The results from the soil water balance are monthly estimates of evaporation, surplus, and soil moisture in each 0.5 grid cell covering the State. Figure 4.7 shows the mean annual surplus estimated from two separate calculations, the first using the Priestley-Taylor potential evapotranspiration method and the second using the reservoir evaporation as potential evapotranspiration. Using the Priestley-Taylor potential evapotranspiration method yields an average of 85 mm year-1 of surplus across the State while the use of the reservoir evaporation method yields 42 mm year-1 and the observed runoff (78.4 mm year-1 from Section 5) is somewhere between these two estimates. A major problem is that this soil-water balance model predicts zero runoff for much of the State even though it is known that some runoff occurs in these areas. The time distribution of precipitation, actual evaporation, soil moisture, and surplus for two cells are shown in Figure 4.8. In the cell on the left, the water-holding capacity (162.5 mm) is never reached, but for the cell on the right the water-holding capacity (91 mm) is exceeded during seven months out of the year and surplus is generated.
The effects of that the water-holding capacity estimate
has on soil-water budget can be seen in Figures 4.9 and 4.10.
Figure 4.9 shows the mean annual soil moisture [mm] and Figure
4.10 shows the mean annual soil moisture divided by the water
holding capacity.
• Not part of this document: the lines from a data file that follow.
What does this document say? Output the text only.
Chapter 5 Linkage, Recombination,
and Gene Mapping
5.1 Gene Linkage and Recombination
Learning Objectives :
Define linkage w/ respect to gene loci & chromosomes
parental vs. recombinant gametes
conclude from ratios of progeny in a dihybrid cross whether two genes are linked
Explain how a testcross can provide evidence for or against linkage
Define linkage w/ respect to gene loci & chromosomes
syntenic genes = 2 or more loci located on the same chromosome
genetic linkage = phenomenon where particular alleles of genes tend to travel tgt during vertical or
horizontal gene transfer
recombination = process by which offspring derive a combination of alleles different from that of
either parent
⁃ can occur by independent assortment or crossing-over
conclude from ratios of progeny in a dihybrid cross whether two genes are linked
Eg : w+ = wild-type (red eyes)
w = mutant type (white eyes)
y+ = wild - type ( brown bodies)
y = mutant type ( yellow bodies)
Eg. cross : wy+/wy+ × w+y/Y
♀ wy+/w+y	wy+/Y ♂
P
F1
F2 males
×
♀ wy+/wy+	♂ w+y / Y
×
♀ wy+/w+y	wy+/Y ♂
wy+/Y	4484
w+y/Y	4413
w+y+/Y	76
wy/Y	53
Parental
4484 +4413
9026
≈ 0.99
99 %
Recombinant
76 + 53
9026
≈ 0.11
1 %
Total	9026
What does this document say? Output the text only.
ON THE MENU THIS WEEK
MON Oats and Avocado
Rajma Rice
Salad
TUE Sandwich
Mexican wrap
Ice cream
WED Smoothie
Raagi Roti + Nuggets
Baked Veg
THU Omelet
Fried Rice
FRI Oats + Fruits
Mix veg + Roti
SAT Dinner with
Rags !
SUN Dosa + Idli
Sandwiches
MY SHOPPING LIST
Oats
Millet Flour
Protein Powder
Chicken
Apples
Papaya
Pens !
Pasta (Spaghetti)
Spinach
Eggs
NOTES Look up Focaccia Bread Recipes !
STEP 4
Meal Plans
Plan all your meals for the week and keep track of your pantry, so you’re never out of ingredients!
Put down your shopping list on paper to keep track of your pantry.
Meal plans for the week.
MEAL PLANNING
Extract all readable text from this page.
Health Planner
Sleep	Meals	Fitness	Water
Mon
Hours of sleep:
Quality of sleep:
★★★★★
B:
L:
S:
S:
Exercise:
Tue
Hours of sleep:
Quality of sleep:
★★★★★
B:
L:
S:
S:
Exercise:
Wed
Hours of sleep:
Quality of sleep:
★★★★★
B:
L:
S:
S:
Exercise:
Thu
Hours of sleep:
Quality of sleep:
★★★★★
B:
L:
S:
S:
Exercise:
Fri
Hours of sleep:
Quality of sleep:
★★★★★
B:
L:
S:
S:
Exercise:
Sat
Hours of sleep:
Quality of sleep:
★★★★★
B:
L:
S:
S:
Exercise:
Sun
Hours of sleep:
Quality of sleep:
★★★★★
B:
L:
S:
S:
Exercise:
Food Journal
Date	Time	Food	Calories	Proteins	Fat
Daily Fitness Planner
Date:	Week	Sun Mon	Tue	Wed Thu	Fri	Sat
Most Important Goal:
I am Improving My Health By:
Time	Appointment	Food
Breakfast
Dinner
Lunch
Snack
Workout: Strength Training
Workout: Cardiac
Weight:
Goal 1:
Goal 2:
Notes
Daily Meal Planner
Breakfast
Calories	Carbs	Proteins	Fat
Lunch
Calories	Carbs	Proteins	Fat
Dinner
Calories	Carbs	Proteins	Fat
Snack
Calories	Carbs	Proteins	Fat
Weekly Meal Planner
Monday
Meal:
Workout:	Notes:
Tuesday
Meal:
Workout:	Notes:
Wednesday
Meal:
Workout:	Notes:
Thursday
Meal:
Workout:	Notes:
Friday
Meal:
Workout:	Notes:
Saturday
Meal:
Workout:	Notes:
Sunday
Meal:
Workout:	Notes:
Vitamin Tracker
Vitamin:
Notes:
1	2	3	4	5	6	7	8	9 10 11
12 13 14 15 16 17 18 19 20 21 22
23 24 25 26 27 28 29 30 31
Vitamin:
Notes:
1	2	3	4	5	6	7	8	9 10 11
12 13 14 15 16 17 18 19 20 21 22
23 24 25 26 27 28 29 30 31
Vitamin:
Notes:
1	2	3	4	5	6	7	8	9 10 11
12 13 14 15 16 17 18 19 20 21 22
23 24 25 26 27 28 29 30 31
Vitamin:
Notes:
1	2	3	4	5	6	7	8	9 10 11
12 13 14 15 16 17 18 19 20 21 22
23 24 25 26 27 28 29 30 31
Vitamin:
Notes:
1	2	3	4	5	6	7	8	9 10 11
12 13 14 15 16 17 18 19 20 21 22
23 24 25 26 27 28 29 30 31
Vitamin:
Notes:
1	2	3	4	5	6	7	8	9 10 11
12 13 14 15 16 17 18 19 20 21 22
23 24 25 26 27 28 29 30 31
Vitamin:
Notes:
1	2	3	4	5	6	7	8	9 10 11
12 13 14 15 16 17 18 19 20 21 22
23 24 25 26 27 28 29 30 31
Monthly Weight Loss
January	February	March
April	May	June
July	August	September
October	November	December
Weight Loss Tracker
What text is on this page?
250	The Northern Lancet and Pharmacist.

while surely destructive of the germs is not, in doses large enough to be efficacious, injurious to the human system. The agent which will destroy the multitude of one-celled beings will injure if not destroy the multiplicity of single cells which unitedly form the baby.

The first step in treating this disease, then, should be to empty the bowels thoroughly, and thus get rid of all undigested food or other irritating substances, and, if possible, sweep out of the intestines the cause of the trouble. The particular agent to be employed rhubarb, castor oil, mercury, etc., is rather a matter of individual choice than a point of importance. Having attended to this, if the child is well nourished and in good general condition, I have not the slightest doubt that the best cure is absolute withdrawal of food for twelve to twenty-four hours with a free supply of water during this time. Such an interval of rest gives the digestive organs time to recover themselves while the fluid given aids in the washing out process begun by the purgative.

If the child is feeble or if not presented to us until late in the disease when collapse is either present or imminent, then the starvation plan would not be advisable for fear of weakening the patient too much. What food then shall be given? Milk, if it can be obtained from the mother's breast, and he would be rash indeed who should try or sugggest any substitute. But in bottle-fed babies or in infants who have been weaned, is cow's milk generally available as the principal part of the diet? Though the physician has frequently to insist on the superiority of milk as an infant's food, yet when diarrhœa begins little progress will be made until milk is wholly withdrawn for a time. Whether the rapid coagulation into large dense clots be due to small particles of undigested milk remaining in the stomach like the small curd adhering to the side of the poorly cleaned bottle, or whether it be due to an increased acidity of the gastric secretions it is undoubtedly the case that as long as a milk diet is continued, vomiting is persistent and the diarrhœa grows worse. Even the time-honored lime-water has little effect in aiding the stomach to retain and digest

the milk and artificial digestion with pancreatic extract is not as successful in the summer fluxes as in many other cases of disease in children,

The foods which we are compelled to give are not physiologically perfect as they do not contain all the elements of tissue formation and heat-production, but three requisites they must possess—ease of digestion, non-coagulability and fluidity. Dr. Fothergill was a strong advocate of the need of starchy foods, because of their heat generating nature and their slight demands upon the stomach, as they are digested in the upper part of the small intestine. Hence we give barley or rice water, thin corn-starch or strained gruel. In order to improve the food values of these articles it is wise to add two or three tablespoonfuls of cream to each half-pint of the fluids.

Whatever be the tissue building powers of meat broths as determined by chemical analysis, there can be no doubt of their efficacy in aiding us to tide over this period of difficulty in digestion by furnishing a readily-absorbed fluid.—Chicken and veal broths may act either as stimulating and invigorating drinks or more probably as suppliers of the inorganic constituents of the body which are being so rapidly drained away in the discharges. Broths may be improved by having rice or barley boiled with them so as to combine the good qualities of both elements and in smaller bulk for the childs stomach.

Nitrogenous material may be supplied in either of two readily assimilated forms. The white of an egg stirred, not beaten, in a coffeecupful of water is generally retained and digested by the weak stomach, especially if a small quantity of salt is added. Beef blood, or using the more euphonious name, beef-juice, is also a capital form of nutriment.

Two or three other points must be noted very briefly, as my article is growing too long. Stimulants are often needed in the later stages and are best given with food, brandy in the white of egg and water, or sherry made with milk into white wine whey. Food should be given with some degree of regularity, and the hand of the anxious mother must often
The differences in Figure 4.9 and 4.10 occur
where the soil water-holding capacity has a limiting effect on
evaporation relative to surrounding cells.
The rudimentary soil-water balance approach used
in this study provides a qualitative sense of how precipitation
is partitioned between runoff, evaporation, and soil moisture
storage. The surplus and soil moisture values computed with this
model are interpreted better as indexes of relative wetness rather
than absolute estimates because none are calibrated against measured
values. Use of a monthly time step, a simplified representation
of soil and plant hydrology, the ambiguity in applying the potential
evapotranspiration concept to dry areas, and the errors in estimating
potential evapotranspiration are major limitations of this model.
The model time step cannot account for storm runoff, an important
mechanism for runoff generation. The soil-water balance model
is an incomplete hydrology model because it is very difficult
to calibrate against observed values. Coupling a soil-water balance
model with measured runoff is the only realistic way to derive
accurate runoff estimates. A simplified coupling of the soil-water
balance model to a surface runoff model was achieved in a recent
study to develop a GIS-based water planning tool for the Niger
River Basin in West Africa (Maidment et al., 1996; http:
// www.ce.utexas.edu / prof / maidment / GISHydro / africa / africa.htm).
This model was calibrated for monthly flows but not validated.
A more detailed approach to this type of study could be taken
by implementing a continuous stream flow simulation model with
daily time stepping (or less); however, implementing this type
of model on a region the size of Texas is a formidable task.